We know little about Blessed Mary Magdalen Kiota except that she was a Japanese princess, the relative of a local lord, and that she was a Catholic and a Dominican tertiary. Arrested for sheltering missionaries, she was burned to death at Nagasaki in 1620. Mary Magdalen Kiota was beatified in 1867. She was one of many Japanese Christians who were martyred in the terrible persecutions of this time.

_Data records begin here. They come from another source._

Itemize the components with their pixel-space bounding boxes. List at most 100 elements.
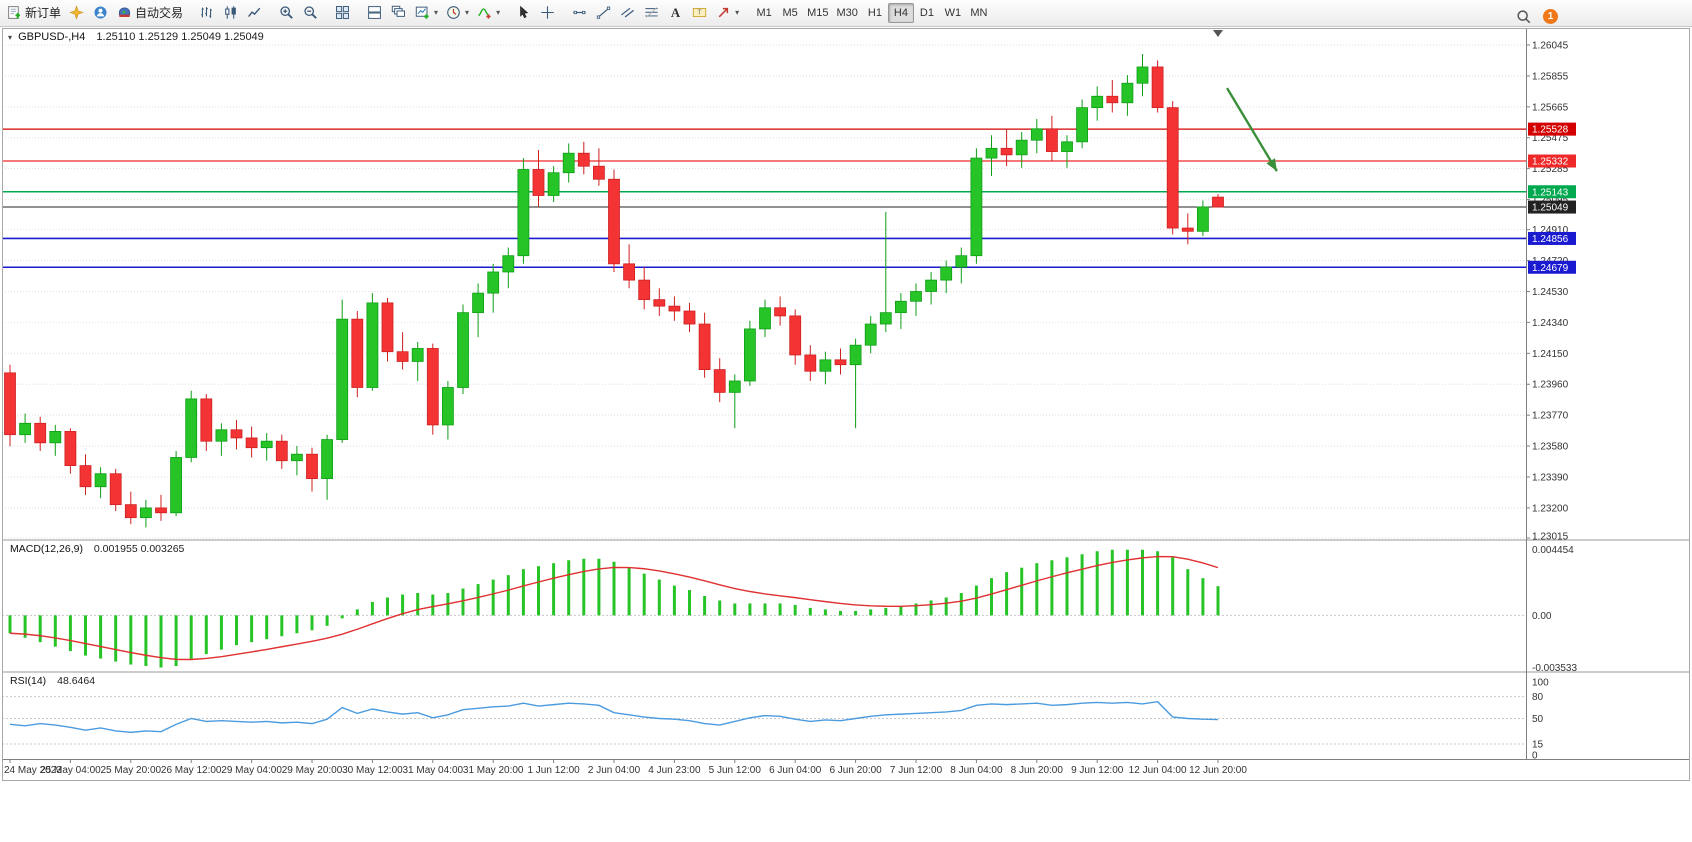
timeframe-m15-button[interactable]: M15 — [803, 3, 832, 23]
community-button[interactable] — [89, 1, 113, 23]
bull-candle — [260, 440, 273, 449]
trendline-button[interactable] — [592, 1, 616, 23]
price-axis-label[interactable]: 1.24910 — [1532, 225, 1569, 236]
zoom-in-button[interactable] — [275, 1, 299, 23]
time-axis-label[interactable]: 25 May 20:00 — [100, 765, 161, 776]
bear-candle — [64, 431, 77, 466]
timeframe-h1-button[interactable]: H1 — [862, 3, 888, 23]
timeframe-m1-button[interactable]: M1 — [751, 3, 777, 23]
time-axis-label[interactable]: 8 Jun 20:00 — [1011, 765, 1064, 776]
time-axis-label[interactable]: 26 May 12:00 — [161, 765, 222, 776]
zoom-out-button[interactable] — [299, 1, 323, 23]
bear-candle — [789, 315, 802, 356]
timeframe-m30-button[interactable]: M30 — [833, 3, 862, 23]
price-axis-label[interactable]: 1.25855 — [1532, 71, 1569, 82]
tile-windows-button[interactable] — [331, 1, 355, 23]
time-axis-label[interactable]: 24 May 2023 — [4, 765, 62, 776]
wizard-icon — [69, 5, 84, 20]
time-axis-label[interactable]: 31 May 20:00 — [463, 765, 524, 776]
svg-text:A: A — [671, 6, 681, 20]
new-chart-button[interactable]: ▾ — [411, 1, 442, 23]
bull-candle — [547, 172, 560, 196]
chart-window-border — [2, 28, 1690, 781]
line-chart-button[interactable] — [243, 1, 267, 23]
arrange-windows-button[interactable] — [363, 1, 387, 23]
text-button[interactable]: A — [664, 1, 688, 23]
bear-candle — [245, 437, 258, 449]
mql5-wizard-button[interactable] — [65, 1, 89, 23]
chevron-down-icon: ▾ — [496, 7, 501, 17]
price-axis-label[interactable]: 1.23960 — [1532, 380, 1569, 391]
time-axis-label[interactable]: 12 Jun 20:00 — [1189, 765, 1247, 776]
time-axis-label[interactable]: 8 Jun 04:00 — [950, 765, 1003, 776]
horizontal-line-button[interactable] — [568, 1, 592, 23]
candlestick-chart-button[interactable] — [219, 1, 243, 23]
trend-arrow[interactable] — [1226, 87, 1278, 172]
timeframe-h4-button[interactable]: H4 — [887, 3, 914, 23]
chart-menu-icon[interactable]: ▾ — [8, 33, 13, 42]
price-axis-label[interactable]: 1.23200 — [1532, 503, 1569, 514]
price-axis-label[interactable]: 1.23390 — [1532, 472, 1569, 483]
cascade-windows-button[interactable] — [387, 1, 411, 23]
bear-candle — [1000, 147, 1013, 156]
timeframe-toolbar: M1 M5 M15 M30 H1 H4 D1 W1 MN — [751, 3, 992, 23]
chevron-down-icon: ▾ — [465, 7, 470, 17]
arrows-button[interactable]: ▾ — [712, 1, 743, 23]
time-axis-label[interactable]: 9 Jun 12:00 — [1071, 765, 1124, 776]
indicators-button[interactable]: ▾ — [473, 1, 504, 23]
price-axis-label[interactable]: 1.23770 — [1532, 411, 1569, 422]
price-axis-label[interactable]: 1.23015 — [1532, 532, 1569, 543]
search-button[interactable] — [1512, 5, 1536, 27]
time-axis-label[interactable]: 4 Jun 23:00 — [648, 765, 701, 776]
time-axis-label[interactable]: 31 May 04:00 — [402, 765, 463, 776]
svg-text:T: T — [697, 9, 702, 16]
notification-badge[interactable]: 1 — [1543, 8, 1558, 24]
bull-candle — [728, 380, 741, 393]
timeframe-m5-button[interactable]: M5 — [777, 3, 803, 23]
price-axis-label[interactable]: 1.23580 — [1532, 442, 1569, 453]
bear-candle — [1151, 66, 1164, 109]
time-axis-label[interactable]: 30 May 12:00 — [342, 765, 403, 776]
time-axis-label[interactable]: 5 Jun 12:00 — [709, 765, 762, 776]
price-axis-label[interactable]: 1.25665 — [1532, 102, 1569, 113]
chevron-down-icon: ▾ — [735, 7, 740, 17]
price-axis-label[interactable]: 1.24530 — [1532, 287, 1569, 298]
chart-plot-area[interactable] — [2, 28, 1690, 781]
time-axis-label[interactable]: 6 Jun 20:00 — [829, 765, 882, 776]
autotrading-button[interactable]: 自动交易 — [113, 1, 187, 23]
text-label-button[interactable]: T — [688, 1, 712, 23]
price-axis-label[interactable]: 1.24150 — [1532, 349, 1569, 360]
time-axis-label[interactable]: 2 Jun 04:00 — [588, 765, 641, 776]
time-axis-label[interactable]: 6 Jun 04:00 — [769, 765, 822, 776]
chart-shift-marker[interactable] — [1213, 30, 1223, 37]
equidistant-channel-button[interactable] — [616, 1, 640, 23]
time-axis-label[interactable]: 25 May 04:00 — [40, 765, 101, 776]
fibonacci-button[interactable] — [640, 1, 664, 23]
price-axis-label[interactable]: 1.25475 — [1532, 133, 1569, 144]
new-chart-icon — [415, 5, 430, 20]
crosshair-button[interactable] — [536, 1, 560, 23]
price-axis-label[interactable]: 1.24340 — [1532, 318, 1569, 329]
timeframe-mn-button[interactable]: MN — [966, 3, 992, 23]
time-axis-label[interactable]: 29 May 04:00 — [221, 765, 282, 776]
bear-candle — [577, 152, 590, 167]
fibonacci-icon — [644, 5, 659, 20]
new-order-button[interactable]: 新订单 — [3, 1, 65, 23]
bar-chart-button[interactable] — [195, 1, 219, 23]
bull-candle — [1197, 206, 1209, 232]
time-axis-label[interactable]: 12 Jun 04:00 — [1129, 765, 1187, 776]
cursor-button[interactable] — [512, 1, 536, 23]
time-axis-label[interactable]: 7 Jun 12:00 — [890, 765, 943, 776]
tile-windows-icon — [335, 5, 350, 20]
timeframe-d1-button[interactable]: D1 — [914, 3, 940, 23]
time-axis-label[interactable]: 1 Jun 12:00 — [527, 765, 580, 776]
bull-candle — [170, 457, 183, 514]
price-axis-label[interactable]: 1.25285 — [1532, 164, 1569, 175]
candlestick-icon — [223, 5, 238, 20]
rsi-values: 48.6464 — [57, 675, 96, 687]
text-icon: A — [668, 5, 683, 20]
timeframe-w1-button[interactable]: W1 — [940, 3, 966, 23]
periods-button[interactable]: ▾ — [442, 1, 473, 23]
price-axis-label[interactable]: 1.26045 — [1532, 41, 1569, 52]
time-axis-label[interactable]: 29 May 20:00 — [282, 765, 343, 776]
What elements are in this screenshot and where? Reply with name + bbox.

The faith arrived in Japan in 1549, when Saint Francis Xavier landed at Satsuma. He converted nearly 30,000 Japanese in a two-year period. Thirty years later, over 200,000 Christians and 250 churches existed in Japan, with Jesuits and other missionaries working to spread the faith. At that time, Hideyoshi, the acting highest-ranked official of the emperor (referred to as taiko), had tolerance for the faith, despite the fear of his court. Many in Japan believed that the Europeans intended to invade the country, and that the Church was an invasion party in disguise.
Hideyoshi, bowing to public pressure, ordered a persecution. On 5 February 1597, twenty-six Christians, including eight European missionaries, were publicly crucified at Nagasaki. When Hideyoshidied the following year, a period of cooperative calm prevailed for the next decade. During that time, Christianity flourished, with 130 Jesuits, joined by 30 Dominicans, Franciscans, Augustinians, and some secular priests staffing missions.
However, when Tokugawa Ieyasu became the shogun of Japan in 1600, he published an edict abolishing Catholicism. Persecution began again, furthered by Tokugawa’s sons and heirs. In 1622, the “Great Martyrdom” took place at Nagasaki, claiming the lives of more that fifty Japanese and Europeans. Between 1624 and 1627, hundreds more were slain, imprisoned, or exiled. Most were burned alive, crucified, or beheaded, some with small children in their arms.
Persecutions continued until 1637, when the last priests were killed or deported. When Christian missionaries returned to Japan 250years later, they found a community of Japanese Christians that had survived underground.
On 17 August we celebrate the memory of many more Japanese martyrs, including Blesseds Michael Kiraiemon, Francis Kurobiove, Miguel Kurobioye, Martin Gomez, Luke Kiemon, and Francis Kuloi.
On 18 August we celebrate the memory of Blessed Mary Guengoro and her husband Thomas and son James, who were crucified at Kokura in 1620.
On 19 August we remember Blessed Thomas Koyanangi, who was arrested as a passenger on the ship of Blessed Joachim Firayama-Diz and beheaded at Nagasaki in 1620.
On 25 August we remember Blesseds Louis Sasanda, Louis Sotelo, Peter Vasquez, and companions, who were martyred at Shimbara in 1624.